Three-dimensional analytical solutions for coupled thermoelectroelastic response of multilayered cylindrical shells

Abstract

Analytical three-dimensional solutions are presented for the coupled thermoelectroelastic response of multilayered hybrid composite cylindrical shells. The shells consist of a combination of fiber-reinforced cross-ply and thermoelectroelastic layers. Both the thermoelectroelastic static response and its sensitivity coefficients are evaluated. The sensitivity coefficients measure the sensitivity of the response to variations in the different mechanical, thermal, and piezoelectric material properties of the shells. A linear constitutive model is used, and the material properties are assumed to be independent of the temperature and the electric field. A mixed formulation is used with the fundamental unknowns consisting of the three transverse stress components ; the three displacement components; the transverse component of the electric displacement field ; the electric potential ; the transverse heat-flux component ; and the temperature change.

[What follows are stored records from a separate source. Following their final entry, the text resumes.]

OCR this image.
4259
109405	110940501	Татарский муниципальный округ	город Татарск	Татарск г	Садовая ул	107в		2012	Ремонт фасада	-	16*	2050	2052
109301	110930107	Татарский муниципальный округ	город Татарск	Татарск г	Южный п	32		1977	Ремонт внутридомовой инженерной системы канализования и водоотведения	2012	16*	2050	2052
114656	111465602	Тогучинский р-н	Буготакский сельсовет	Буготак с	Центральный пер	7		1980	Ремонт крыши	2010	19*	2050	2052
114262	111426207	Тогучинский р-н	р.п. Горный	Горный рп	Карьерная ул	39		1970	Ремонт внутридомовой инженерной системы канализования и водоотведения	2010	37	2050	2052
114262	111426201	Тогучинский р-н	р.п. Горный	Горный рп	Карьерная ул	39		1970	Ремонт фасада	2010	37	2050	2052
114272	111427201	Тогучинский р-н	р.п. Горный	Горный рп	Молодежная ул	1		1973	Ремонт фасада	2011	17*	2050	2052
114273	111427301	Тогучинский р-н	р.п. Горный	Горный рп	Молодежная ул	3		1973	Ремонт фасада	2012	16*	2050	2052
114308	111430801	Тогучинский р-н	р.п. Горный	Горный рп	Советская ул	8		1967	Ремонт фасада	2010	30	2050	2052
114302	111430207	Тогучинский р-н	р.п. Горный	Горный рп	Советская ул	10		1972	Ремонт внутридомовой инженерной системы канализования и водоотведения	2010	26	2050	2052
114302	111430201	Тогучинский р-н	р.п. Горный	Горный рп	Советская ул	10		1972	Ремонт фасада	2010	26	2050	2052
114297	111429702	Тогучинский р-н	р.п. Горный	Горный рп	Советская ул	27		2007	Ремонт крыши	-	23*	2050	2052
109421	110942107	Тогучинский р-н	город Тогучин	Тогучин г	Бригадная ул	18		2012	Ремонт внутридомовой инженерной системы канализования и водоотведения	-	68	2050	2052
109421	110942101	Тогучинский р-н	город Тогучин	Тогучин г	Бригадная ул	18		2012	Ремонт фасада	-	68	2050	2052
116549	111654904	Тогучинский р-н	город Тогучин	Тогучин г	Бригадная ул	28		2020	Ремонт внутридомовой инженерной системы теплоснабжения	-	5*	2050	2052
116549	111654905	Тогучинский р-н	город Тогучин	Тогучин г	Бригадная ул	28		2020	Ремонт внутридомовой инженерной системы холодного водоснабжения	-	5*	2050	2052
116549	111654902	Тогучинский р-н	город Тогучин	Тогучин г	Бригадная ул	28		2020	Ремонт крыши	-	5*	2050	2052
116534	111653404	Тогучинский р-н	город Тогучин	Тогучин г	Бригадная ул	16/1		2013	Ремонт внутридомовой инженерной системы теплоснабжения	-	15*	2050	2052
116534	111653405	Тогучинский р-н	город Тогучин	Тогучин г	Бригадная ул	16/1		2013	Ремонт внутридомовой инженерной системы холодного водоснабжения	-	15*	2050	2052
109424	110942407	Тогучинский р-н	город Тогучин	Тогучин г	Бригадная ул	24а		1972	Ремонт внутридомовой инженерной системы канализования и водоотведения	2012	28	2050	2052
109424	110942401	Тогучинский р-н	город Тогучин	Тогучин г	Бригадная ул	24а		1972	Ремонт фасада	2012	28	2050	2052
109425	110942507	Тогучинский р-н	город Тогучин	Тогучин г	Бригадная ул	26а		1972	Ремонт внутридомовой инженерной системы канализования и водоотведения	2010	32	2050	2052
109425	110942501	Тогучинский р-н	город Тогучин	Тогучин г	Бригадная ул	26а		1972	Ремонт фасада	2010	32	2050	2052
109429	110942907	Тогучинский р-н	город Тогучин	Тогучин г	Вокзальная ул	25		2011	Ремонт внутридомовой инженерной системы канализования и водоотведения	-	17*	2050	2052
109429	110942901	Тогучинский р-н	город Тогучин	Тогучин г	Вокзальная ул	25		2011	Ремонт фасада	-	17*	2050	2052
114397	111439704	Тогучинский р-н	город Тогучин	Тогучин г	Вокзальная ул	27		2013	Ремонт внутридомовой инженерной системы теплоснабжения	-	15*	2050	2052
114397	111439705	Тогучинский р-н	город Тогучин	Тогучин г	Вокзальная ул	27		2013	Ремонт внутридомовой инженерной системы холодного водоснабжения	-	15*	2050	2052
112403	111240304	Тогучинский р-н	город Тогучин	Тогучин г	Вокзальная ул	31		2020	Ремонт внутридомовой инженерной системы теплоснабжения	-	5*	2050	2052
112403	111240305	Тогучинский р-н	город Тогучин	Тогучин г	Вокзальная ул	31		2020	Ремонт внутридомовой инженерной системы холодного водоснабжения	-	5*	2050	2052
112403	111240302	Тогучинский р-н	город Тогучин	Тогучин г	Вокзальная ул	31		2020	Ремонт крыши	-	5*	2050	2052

Each of the fundamental unknowns is expressed in terms of a double Fourier series in the surface coordinates. A state-space approach is used to generate the static response and to evaluate the sensitivity coefficients. The response and sensitivity coefficients of the shell are obtained by using a modified Frobenius method and a sublayer method. Numerical results are presented showing the effects of variation in the geometric parameters of the shells on the different response quantities and their sensitivity coefficients.